Episode Title: "If-Then-Else"

--- Start of scene ---

** Harold sits alone at a chess board in Battery Park, New York, on a cold day **

Man in dark jacket:     "Hey, man."

Man in dark jacket:     "So you wanna play, or what?"

Harold:                      "Oh, that's very kind of you, but I'm playing with a friend."

Man in dark jacket:     "You've been sitting here alone for hours, dude."

Harold:                      "My friend is a little shy.
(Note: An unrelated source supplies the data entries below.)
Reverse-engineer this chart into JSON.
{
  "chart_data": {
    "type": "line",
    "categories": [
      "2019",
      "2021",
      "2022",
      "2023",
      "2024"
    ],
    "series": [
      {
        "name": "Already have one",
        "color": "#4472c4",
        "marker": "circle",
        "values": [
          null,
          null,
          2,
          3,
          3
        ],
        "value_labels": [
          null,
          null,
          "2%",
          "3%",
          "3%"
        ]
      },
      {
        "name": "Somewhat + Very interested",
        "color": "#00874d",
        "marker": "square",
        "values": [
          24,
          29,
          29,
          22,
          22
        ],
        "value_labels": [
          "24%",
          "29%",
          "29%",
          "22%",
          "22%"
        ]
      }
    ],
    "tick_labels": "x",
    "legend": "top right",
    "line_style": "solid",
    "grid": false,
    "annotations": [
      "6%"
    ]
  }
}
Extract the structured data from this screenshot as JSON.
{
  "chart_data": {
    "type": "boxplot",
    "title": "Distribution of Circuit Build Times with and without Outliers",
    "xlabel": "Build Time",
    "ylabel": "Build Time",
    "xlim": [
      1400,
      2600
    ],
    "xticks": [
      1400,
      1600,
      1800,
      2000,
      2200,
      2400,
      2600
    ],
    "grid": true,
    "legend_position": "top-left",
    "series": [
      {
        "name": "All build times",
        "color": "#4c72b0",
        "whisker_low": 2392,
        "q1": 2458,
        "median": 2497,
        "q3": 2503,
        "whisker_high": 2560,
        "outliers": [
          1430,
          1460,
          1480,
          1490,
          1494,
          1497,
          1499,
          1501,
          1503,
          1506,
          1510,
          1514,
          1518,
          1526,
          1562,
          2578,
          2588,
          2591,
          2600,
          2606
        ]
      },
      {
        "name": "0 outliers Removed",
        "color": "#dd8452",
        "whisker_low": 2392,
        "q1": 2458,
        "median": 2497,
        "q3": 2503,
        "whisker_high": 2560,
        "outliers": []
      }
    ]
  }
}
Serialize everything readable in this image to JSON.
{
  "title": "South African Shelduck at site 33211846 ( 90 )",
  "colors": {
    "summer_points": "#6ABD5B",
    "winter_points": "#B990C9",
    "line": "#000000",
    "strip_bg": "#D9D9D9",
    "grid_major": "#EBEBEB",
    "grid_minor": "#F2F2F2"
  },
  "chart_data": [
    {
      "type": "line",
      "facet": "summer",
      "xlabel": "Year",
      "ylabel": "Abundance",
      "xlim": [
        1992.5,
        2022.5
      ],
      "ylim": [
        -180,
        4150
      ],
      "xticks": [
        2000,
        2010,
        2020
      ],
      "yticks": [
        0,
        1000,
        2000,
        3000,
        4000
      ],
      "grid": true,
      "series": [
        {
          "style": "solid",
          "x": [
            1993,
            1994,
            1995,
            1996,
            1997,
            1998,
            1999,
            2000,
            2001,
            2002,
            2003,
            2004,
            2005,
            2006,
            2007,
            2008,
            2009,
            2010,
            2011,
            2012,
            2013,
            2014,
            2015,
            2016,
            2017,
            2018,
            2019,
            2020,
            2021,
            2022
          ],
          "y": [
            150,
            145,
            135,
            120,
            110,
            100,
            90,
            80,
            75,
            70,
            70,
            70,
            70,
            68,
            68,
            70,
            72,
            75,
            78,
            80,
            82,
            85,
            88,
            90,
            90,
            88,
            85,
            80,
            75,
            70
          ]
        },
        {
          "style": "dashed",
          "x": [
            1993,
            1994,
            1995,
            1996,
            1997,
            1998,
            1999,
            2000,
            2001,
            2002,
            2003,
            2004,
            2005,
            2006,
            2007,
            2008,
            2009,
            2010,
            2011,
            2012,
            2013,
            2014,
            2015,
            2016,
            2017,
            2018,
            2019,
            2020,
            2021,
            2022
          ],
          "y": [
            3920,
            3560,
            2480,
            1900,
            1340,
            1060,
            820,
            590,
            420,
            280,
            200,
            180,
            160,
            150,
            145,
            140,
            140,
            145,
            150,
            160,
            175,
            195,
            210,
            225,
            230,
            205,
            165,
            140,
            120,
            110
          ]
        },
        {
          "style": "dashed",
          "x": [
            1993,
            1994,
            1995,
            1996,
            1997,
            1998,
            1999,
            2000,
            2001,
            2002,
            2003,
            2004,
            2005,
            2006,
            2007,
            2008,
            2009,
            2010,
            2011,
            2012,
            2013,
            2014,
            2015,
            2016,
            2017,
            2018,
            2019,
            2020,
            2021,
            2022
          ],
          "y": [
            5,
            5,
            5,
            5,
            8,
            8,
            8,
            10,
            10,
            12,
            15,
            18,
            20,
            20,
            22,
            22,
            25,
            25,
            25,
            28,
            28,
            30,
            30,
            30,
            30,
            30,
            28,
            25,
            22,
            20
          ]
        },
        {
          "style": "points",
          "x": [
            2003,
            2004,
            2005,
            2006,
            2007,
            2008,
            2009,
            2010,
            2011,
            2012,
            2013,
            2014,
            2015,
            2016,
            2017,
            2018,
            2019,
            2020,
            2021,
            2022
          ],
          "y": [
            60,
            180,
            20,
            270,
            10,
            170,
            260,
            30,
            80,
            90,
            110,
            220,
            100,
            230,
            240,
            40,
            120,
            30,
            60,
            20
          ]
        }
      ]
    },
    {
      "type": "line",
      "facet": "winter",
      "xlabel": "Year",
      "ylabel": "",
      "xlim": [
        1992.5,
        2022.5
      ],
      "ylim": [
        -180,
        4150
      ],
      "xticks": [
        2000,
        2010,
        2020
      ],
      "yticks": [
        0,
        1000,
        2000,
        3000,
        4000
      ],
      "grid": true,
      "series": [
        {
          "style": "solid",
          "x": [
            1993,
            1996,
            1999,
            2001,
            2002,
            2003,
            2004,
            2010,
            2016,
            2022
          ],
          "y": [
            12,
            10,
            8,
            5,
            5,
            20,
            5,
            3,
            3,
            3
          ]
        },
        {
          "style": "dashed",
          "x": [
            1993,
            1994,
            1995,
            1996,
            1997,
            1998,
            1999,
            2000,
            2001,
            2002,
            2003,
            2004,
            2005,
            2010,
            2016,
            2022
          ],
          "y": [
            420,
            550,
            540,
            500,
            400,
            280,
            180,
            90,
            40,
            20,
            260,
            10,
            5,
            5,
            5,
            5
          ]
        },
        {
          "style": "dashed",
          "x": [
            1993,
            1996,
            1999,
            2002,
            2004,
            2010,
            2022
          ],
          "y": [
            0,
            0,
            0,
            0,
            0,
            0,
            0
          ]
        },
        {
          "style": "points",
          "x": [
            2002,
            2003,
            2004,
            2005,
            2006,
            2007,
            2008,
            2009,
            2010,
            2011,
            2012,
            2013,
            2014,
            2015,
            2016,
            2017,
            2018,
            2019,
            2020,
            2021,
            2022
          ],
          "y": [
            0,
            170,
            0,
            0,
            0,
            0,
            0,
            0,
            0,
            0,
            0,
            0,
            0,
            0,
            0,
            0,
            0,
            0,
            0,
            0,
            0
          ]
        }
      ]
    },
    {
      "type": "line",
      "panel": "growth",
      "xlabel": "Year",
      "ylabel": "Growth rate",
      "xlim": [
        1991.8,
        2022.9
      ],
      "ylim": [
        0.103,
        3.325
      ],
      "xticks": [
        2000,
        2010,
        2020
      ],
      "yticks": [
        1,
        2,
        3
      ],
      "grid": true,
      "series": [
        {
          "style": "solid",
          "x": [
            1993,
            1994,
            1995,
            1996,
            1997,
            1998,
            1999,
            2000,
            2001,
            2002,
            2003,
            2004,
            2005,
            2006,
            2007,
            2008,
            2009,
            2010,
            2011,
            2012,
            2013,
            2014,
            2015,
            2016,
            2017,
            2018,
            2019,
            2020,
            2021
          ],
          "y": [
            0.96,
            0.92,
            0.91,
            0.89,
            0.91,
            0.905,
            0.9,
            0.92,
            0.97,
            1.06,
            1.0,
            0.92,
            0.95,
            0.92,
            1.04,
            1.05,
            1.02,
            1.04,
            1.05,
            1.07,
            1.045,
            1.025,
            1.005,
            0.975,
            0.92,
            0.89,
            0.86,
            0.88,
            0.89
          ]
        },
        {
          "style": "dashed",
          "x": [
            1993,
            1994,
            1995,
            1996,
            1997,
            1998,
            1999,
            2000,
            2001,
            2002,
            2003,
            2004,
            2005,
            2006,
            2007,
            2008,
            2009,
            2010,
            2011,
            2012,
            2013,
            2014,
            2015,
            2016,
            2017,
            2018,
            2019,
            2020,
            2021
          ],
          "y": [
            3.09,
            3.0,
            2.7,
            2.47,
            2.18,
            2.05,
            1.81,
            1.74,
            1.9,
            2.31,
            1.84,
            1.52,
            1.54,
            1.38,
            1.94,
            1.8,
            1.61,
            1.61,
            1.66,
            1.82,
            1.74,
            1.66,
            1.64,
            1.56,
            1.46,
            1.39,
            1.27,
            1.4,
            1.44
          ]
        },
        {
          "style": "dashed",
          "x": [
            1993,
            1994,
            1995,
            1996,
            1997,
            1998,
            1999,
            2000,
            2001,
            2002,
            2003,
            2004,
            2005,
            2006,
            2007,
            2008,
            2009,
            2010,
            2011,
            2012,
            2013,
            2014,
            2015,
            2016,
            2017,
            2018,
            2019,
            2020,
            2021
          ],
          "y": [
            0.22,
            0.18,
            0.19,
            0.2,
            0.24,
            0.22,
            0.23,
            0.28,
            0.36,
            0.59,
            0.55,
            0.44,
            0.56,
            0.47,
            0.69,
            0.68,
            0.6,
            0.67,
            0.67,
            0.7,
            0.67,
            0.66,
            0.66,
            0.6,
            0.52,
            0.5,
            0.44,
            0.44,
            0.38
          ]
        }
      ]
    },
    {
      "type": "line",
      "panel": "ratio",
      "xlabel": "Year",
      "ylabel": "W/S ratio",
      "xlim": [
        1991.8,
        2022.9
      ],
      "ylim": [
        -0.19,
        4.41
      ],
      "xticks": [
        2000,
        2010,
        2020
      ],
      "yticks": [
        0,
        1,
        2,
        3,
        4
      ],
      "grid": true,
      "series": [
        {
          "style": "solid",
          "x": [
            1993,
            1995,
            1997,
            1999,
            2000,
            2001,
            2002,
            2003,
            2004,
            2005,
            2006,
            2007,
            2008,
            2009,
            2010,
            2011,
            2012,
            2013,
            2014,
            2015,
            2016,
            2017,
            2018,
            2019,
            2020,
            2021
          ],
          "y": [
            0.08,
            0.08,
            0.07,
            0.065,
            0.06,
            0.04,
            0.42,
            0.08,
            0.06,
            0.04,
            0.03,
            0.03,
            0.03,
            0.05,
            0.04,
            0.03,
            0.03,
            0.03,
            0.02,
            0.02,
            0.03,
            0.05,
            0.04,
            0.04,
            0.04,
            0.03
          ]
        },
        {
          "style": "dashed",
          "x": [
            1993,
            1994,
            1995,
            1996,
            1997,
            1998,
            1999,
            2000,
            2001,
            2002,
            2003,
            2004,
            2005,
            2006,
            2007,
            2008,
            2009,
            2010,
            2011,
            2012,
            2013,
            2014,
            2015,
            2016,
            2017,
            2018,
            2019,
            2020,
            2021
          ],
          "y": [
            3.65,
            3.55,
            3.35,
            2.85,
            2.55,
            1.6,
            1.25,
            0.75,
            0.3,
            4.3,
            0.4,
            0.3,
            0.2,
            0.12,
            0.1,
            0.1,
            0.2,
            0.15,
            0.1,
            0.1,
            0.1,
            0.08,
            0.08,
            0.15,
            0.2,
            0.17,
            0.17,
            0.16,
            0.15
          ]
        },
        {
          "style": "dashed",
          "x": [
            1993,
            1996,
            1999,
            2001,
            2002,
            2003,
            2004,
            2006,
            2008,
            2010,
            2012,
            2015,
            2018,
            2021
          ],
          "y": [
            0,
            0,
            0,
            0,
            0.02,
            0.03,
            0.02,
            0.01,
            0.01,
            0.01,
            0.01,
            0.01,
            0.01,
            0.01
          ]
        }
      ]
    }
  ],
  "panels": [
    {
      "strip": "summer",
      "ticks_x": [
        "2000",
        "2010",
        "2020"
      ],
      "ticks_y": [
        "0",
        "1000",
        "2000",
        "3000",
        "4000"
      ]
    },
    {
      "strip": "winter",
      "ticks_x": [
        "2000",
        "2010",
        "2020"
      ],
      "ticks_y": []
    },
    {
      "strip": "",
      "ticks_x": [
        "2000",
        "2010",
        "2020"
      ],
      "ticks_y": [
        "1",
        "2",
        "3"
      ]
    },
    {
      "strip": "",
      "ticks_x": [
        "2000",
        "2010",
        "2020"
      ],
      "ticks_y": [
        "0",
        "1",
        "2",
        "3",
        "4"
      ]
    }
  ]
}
And somewhat indecisive."

** Man in dark jacket walks on **

Harold:                     "I thought you wanted me to teach you how to play."

** Harold looks at his phone, expectantly **

Phone display:          > _

Harold:                     "Each possible move represents a different game."
Harold:                     "A different universe, in which you make a better move."
Harold:                     "By the second move, there are 72,084 possible games."
Harold:                     "By the third, 9 million."
Harold:                     "By the fourth -- "

** Phone vibrates **

Phone display:          > Incoming SMS: "318,000,000,000"
                               > REPLY? _

** Harold nods, puts phone away **

Harold:                     "--there are more possible games of chess than there are atoms in the universe."
Harold:                     "No one could possibly predict them all, even you."
Harold:                     "Which means that that first move can be terrifying."
Harold:                     "It's the furthest point from the end of the game, there's a virtually infinite sea of possibilities between you and the other side."
Harold:                     "But it also means that if you make a mistake, there's a nearly infinite amount of ways to fix it."

Harold:                     "So you should simply relax, and play."

** Phone vibrates **

Phone display:          > Incoming SMS: "f3"
                               > REPLY? _

** Harold reaches over and moves a pawn one square forward **

--- End of scene ---

The scene is revisited towards the end of the episode, which shifts the intended purpose of the analogy to become something else:

--- Start of scene ---

** Once again, Harold is in Battery Park, sitting by himself at a chess board **

Harold:                     "Yes, yes, you needn't rub it in."
Harold:                     "One afternoon and you're a Grandmaster."
Harold:                     "Mind you, you'll encounter far more capable opponents than me if you go looking."

** Phone vibrates **

Phone display:          > Incoming SMS: "Once again?"
                               > REPLY? _

Harold:                     "No, I don't think so."
Harold:                     "You asked me to teach you chess and I've done that."
Harold:                     "It's a useful mental exercise."
Harold:                     "And through the years, many thinkers have been fascinated by it."
Harold:                     "But I don't enjoy playing."
Harold:                     "Do you know why not?"

** Phone vibrates **

Phone display:          > Incoming SMS: "No"
                               > REPLY? _

Harold:                     "Because it was a game that was born during a brutal age, when life counted for little."
Harold:                     "And everyone believed that some people were worth more than others."
Harold:                     "Kings and pawns."
Harold:                     "I don't think that anyone is worth more than anyone else."
Harold:                     "I don't envy you the decisions you're going to have to make."
Harold:                     "And one day I'll be gone, and you'll have no one to talk to."
Harold:                     "But if you remember nothing else, please remember this."
Harold:                     "Chess is just a game."
Harold:                     "Real people aren't pieces."
Harold:                     "And you can't assign more value to some of them than to others."

Harold:                     "Not to me."
Harold:                     "Not to anyone."
Harold:                     "People are not a thing that you can sacrifice."

Harold:                     "The lesson is that anyone who looks on the world as if it was a game of chess deserves to lose."